Liban : A Beyrouth, la police réprime les protestations des proches des victimes de l'explosion du port

Imprimer

La police libanaise a utilisé des gaz lacrymogènes contre les proches des victimes de l'explosion dans le port de Beyrouth, qui s'étaient rassemblés pour une manifestation au domicile du ministre libanais de l'Intérieur Muhammad Fahmi et tentaient de prendre d'assaut son domicile.

Le voisinage de la maison de Fahmi a été le théâtre d'affrontements entre les manifestants et les forces de sécurité impliquées dans la protection de la maison du ministre.

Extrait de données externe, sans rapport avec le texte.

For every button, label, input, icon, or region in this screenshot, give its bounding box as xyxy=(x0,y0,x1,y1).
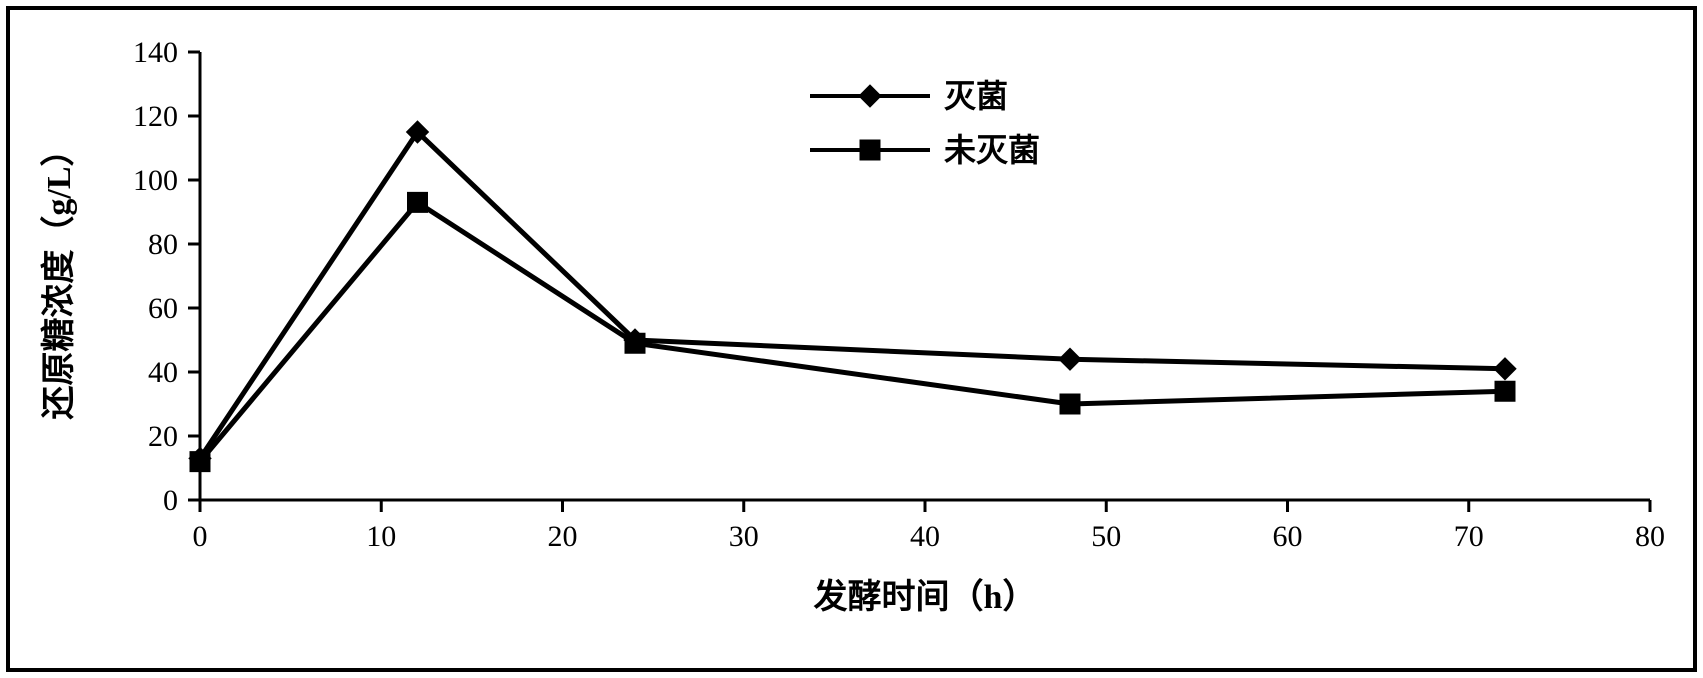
diamond-marker xyxy=(1059,348,1081,370)
x-tick-label: 40 xyxy=(910,520,940,553)
square-marker xyxy=(625,333,645,353)
y-tick-label: 140 xyxy=(133,36,178,69)
y-tick-label: 80 xyxy=(148,228,178,261)
series-line xyxy=(200,132,1505,458)
y-tick-label: 20 xyxy=(148,420,178,453)
y-tick-label: 100 xyxy=(133,164,178,197)
y-tick-label: 0 xyxy=(163,484,178,517)
x-axis-label: 发酵时间（h） xyxy=(814,577,1037,616)
square-marker xyxy=(190,452,210,472)
square-marker xyxy=(1060,394,1080,414)
legend-label: 未灭菌 xyxy=(944,132,1040,168)
x-tick-label: 50 xyxy=(1091,520,1121,553)
legend-diamond-icon xyxy=(859,85,881,107)
y-tick-label: 60 xyxy=(148,292,178,325)
x-tick-label: 70 xyxy=(1454,520,1484,553)
x-tick-label: 10 xyxy=(366,520,396,553)
square-marker xyxy=(1495,381,1515,401)
square-marker xyxy=(408,192,428,212)
x-tick-label: 30 xyxy=(729,520,759,553)
x-tick-label: 60 xyxy=(1273,520,1303,553)
legend-square-icon xyxy=(860,140,880,160)
x-tick-label: 80 xyxy=(1635,520,1665,553)
x-tick-label: 0 xyxy=(193,520,208,553)
y-tick-label: 120 xyxy=(133,100,178,133)
series-line xyxy=(200,202,1505,461)
x-tick-label: 20 xyxy=(548,520,578,553)
line-chart: 0 20 40 60 80 100 120 140 0 10 20 30 40 50 60 70 80 灭菌未灭… xyxy=(0,0,1703,678)
legend-label: 灭菌 xyxy=(944,78,1008,114)
y-axis-label: 还原糖浓度（g/L） xyxy=(39,132,78,419)
y-tick-label: 40 xyxy=(148,356,178,389)
diamond-marker xyxy=(1494,358,1516,380)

Les manifestants ont donné un délai d'environ 10 minutes pour que le ministre sorte de chez lui et les rencontre, sinon ils menaçaient de prendre la maison d'assaut. Lors de leur sit-in, les habitants ont soulevé des cercueils et tenté d'avancer vers la maison du ministre, ce qui a entraîné une bousculade avec les forces de l'ordre et de nombreux blessés.

Les manifestants sont convaincus que le ministère de l'Intérieur retarde délibérément l'enquête sur l'explosion qui a eu lieu le 4 août 2020. L'explosion a fait plus de 200 morts et causé d'importants dégâts dans la capitale libanaise.

Le ministre a rejeté la demande du juge d'instruction de convoquer le chef des services spéciaux Abbas Ibrahim pour interrogatoire. Fahmi a déclaré qu'Ibrahim jouissait de l'immunité.

L'explosion dans le port de Beyrouth et l'inaction des autorités après celle-ci sont devenues la preuve la plus tangible de l'effondrement de l'État libanais. Près d'un an plus tard, l'enquête en est presque à son point de départ.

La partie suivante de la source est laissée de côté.